Emerson Munduruku e Lucineide Munduruku, representantes da Terra Indígena Sawre Muybu, falaram sobre o processo de autodemarcação do seu território. Em outubro de 2014, fizeram a primeira etapa do trabalho da autodemarcação, que consistiu em utilizar o mapa da Funai, carregado em aparelhos de GPS, para seguir o traçado da Terra Indígena apontado pelo GT de identificação, abrindo as picadas e colocando as placas construídas por eles próprios nos limites da terra. Emerson mostrou uma foto da placa oficial da autodemarcação, que diz o seguinte: “Território Daje Kapap Eipi. A terra é nosso patrimônio e é sagrada para nós. Governo Karodaybi”. Finalizadas três das etapas de autodemarcação, em outubro de 2015, foram a Brasília em um ato político para apresentar seu trabalho ao presidente da FUNAI, para que reconhecesse a Terra Indígena Sawre Muybu. Em 19 de abril de 2016, o então presidente João Pedro Gonçalves assinou e publicou o RCID da TI Sawre Muybu. Emerson e Lucineide Munduruku recordaram que os beiradeiros de Montanha e Mangabal, território vizinho, foram os principais parceiros no processo de autodemarcação. Ainda lembraram que, diferentemente da TI Katxuyana-Tunayana, a TI Sawre Muybu foi objeto de sete contestações e de uma manifestação, após a publicação do RCID. Mas o primeiro passo de reconhecimento das duas Terras está traçado, e as lideranças se dispuseram a unir as forças.

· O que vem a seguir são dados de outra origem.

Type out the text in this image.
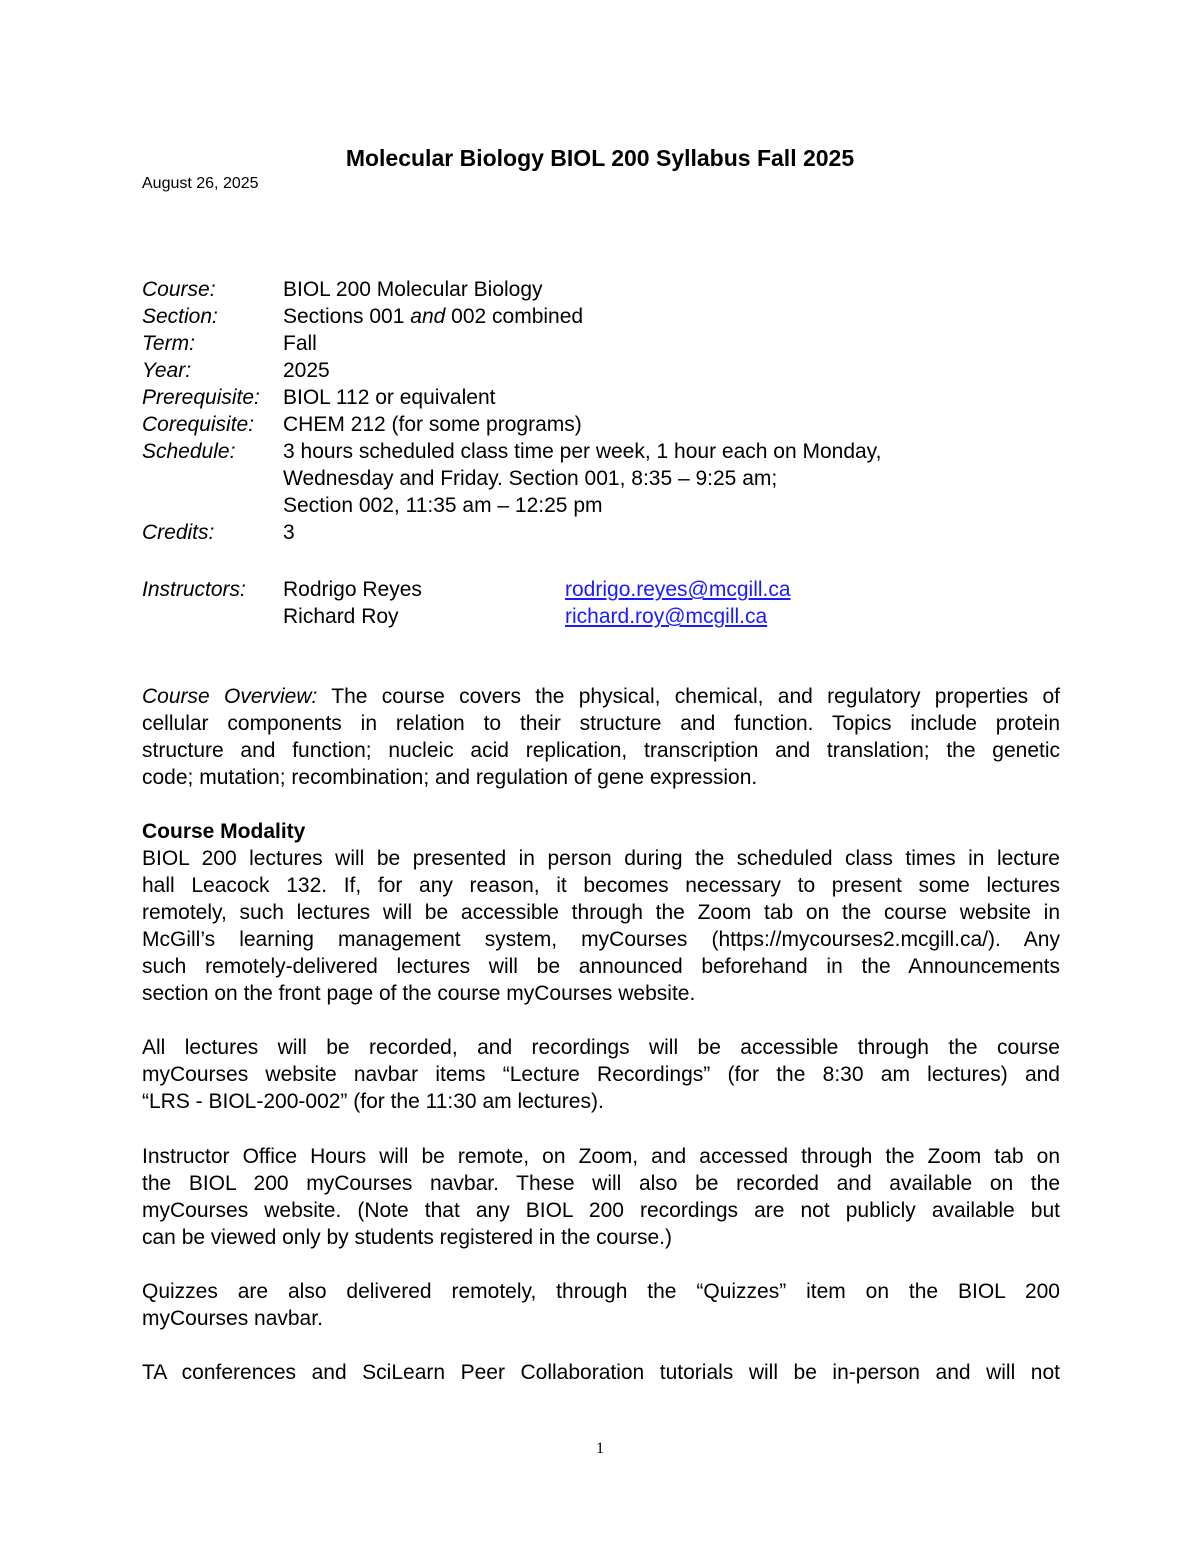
Molecular Biology BIOL 200 Syllabus Fall 2025
August 26, 2025
Course:	BIOL 200 Molecular Biology
Section:	Sections 001 and 002 combined
Term:	Fall
Year:	2025
Prerequisite:	BIOL 112 or equivalent
Corequisite:	CHEM 212 (for some programs)
Schedule:	3 hours scheduled class time per week, 1 hour each on Monday,
Wednesday and Friday. Section 001, 8:35 – 9:25 am;
Section 002, 11:35 am – 12:25 pm
Credits:	3
Instructors:	Rodrigo Reyes	rodrigo.reyes@mcgill.ca
Richard Roy	richard.roy@mcgill.ca
Course Overview: The course covers the physical, chemical, and regulatory properties of
cellular components in relation to their structure and function. Topics include protein
structure and function; nucleic acid replication, transcription and translation; the genetic
code; mutation; recombination; and regulation of gene expression.
Course Modality
BIOL 200 lectures will be presented in person during the scheduled class times in lecture
hall Leacock 132. If, for any reason, it becomes necessary to present some lectures
remotely, such lectures will be accessible through the Zoom tab on the course website in
McGill’s learning management system, myCourses (https://mycourses2.mcgill.ca/). Any
such remotely-delivered lectures will be announced beforehand in the Announcements
section on the front page of the course myCourses website.
All lectures will be recorded, and recordings will be accessible through the course
myCourses website navbar items “Lecture Recordings” (for the 8:30 am lectures) and
“LRS - BIOL-200-002” (for the 11:30 am lectures).
Instructor Office Hours will be remote, on Zoom, and accessed through the Zoom tab on
the BIOL 200 myCourses navbar. These will also be recorded and available on the
myCourses website. (Note that any BIOL 200 recordings are not publicly available but
can be viewed only by students registered in the course.)
Quizzes are also delivered remotely, through the “Quizzes” item on the BIOL 200
myCourses navbar.
TA conferences and SciLearn Peer Collaboration tutorials will be in-person and will not
1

Em sua fala, Ruben Caixeta, destacou que a publicação do RCID da TI Katxuyana-Tunayana, em 20 de outubro de 2015, foi um marco muito importante para os povos Karib, já que o Estado reconheceu uma terra que sempre existiu e é tradicionalmente ocupada. Trata-se do reconhecimento oficial da Funai de que esta TI existe, o que faz com que seja obrigação das instituições responsáveis pela educação e pela saúde garantir os direitos dos povos que a habitam. O resumo da publicação do RCID é o reconhecimento oficial do Estado brasileiro em relação à existência desta TI. Na ocasião, o antropólogo também apresentou as propostas de alternativas de limites indicadas pela Diretoria de Proteção Territorial da Funai (DPT/Funai) ao governo do Estado do Pará, e se comprometeu a continuar acompanhando e apoiando os desdobramentos dos procedimentos da demarcação da TI Katxuyana-Tunayana.
Em relação aos encaminhamentos finais, os caciques e lideranças indígenas presentes, afirmaram que vão continuar na luta até a conquista da demarcação, assumindo ali o compromisso de formar uma comissão para acompanhar e pressionar o processo da demarcação da TI Katxuyana-Tunayana, composta por representantes das aldeias dos rios Nhamundá, Cachorro, Trombetas e Mapuera, bem como por suas associações representativas. A CNPI e COIAB também se dispuseram a acompanhar o processo em andamento, junto com as lideranças.
O Iepé, por intermédio do Programa Tumucumaque, que abrange a TI Kaxuyana-Tunayana em seu foco de atuação, foi um dos parceiros que colaborou para a realização dessa Assembleia.
Por fim, os povos e organizações indígenas participantes elaboraram uma Carta Final da Assembleia, contemplando as demandas debatidas. Dentre essas demandas, está a solicitação de resposta do governo do estado do Pará à DPT/Funai quanto à proposta de ajuste de limites territoriais que permitam que não haja sobreposição entre a TI Katxuyana-Tunayana e o Território Quilombola, vizinho de Cachoeira Porteira, na altura da cachoeira de mesmo nome, no médio rio Trombetas/PA.
Todas as organizações presentes reafirmaram seu apoio e clamaram por “Demarcação Já” para a Terra Indígena Katxuyana-Tunayana.